These pairs, along with an unknown kicker, were the cards reportedly held by James Butler “Wild Bill” Hickock during a five-card draw game when he was shot by Jack McCall on 2 August 1876 at Nuttal & Mann’s Saloon in Deadwood, Dakota Territory.
William “Wild Bill” Hickok
The story goes that a very inebriated McCall—who had introduced himself as Bill Sutherland—was playing poker with Hickok the previous evening and losing heavily. Hickok encouraged McCall to stop for the night until he could settle up, and Hickok gave him some money for food.
When the insulted McCall entered the saloon the next day, he walked up behind Hickok—who was begrudgingly sitting with his back to the door as another player, Charlie Rich, wouldn’t change seats with him—and shouted, “Damn you! Take that!” and proceeded to shoot Hickok in the back of the head with his Colt Model 1873 .45 caliber revolver. Hickok died instantly. The state executed McCall for murder seven months later.

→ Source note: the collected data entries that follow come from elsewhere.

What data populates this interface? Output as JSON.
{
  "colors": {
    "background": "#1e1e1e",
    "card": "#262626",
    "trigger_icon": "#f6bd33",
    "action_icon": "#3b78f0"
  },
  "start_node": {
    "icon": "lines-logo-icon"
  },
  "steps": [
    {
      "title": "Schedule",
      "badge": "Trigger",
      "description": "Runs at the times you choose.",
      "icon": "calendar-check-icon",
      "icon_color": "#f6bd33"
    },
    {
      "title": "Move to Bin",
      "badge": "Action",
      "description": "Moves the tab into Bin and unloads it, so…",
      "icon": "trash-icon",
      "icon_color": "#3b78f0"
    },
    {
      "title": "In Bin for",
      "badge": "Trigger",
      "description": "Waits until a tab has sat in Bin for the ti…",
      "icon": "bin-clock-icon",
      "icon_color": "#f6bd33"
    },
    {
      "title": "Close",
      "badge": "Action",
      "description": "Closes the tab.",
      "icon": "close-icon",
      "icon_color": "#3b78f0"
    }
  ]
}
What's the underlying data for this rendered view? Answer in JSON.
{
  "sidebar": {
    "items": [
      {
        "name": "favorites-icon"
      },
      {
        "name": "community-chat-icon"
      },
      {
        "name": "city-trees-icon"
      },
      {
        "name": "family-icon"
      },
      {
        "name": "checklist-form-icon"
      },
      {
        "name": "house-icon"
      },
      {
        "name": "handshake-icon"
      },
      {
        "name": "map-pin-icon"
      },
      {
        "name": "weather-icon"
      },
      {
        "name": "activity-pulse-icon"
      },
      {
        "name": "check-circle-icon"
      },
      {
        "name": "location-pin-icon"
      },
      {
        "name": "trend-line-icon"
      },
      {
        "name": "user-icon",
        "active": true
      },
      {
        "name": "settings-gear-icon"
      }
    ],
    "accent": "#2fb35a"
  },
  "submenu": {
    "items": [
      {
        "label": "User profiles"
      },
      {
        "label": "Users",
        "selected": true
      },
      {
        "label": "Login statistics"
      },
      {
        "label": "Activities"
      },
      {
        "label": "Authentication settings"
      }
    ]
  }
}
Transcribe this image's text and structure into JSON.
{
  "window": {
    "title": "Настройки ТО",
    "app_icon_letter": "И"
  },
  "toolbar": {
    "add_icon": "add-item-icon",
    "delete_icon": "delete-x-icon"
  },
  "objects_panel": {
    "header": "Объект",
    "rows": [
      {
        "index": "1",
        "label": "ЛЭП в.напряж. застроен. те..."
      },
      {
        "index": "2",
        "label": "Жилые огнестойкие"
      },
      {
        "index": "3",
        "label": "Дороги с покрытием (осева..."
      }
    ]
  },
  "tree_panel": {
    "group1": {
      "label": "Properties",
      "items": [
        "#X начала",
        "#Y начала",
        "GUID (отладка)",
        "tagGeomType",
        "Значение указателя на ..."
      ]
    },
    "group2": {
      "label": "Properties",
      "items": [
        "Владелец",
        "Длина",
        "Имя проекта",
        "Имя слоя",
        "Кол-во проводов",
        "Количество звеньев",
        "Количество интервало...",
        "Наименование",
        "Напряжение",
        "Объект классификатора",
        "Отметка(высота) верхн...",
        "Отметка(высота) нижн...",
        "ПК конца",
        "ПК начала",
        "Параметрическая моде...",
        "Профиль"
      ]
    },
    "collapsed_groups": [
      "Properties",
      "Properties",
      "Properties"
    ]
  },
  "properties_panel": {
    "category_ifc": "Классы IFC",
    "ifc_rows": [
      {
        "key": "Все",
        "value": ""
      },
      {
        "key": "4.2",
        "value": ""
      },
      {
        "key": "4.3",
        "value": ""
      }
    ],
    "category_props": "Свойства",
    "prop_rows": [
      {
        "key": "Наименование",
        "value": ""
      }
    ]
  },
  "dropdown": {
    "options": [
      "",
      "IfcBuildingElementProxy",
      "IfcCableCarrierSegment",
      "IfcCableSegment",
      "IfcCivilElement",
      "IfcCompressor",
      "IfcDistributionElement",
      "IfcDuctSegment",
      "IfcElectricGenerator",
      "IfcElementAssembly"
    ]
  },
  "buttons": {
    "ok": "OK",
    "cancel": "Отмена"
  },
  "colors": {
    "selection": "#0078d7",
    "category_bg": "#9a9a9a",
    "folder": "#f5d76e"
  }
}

In Des Wilson’s Ghosts at the Table (2007), the author attempts to determine exactly what cards Hickok had been holding on that fateful day. Whereas most accounts suggest Hickok’s hand was comprised of the black aces and the black eights—with an unknown fifth card—another story proposes that a delivery man named Richard Stephens picked up Hickok’s cards and later donated them to a museum. In this account, Hickok’s hand was A♦ A♣ 8♥ 8♠ Q♥ and included a drop of the deceased gunfighter’s blood.
Although there is some doubt about the actual dead man’s hand’s fifth card, the consensus was—and remains—that Hickok died holding two pair of aces and eights. Voila, the dead man’s hand was born.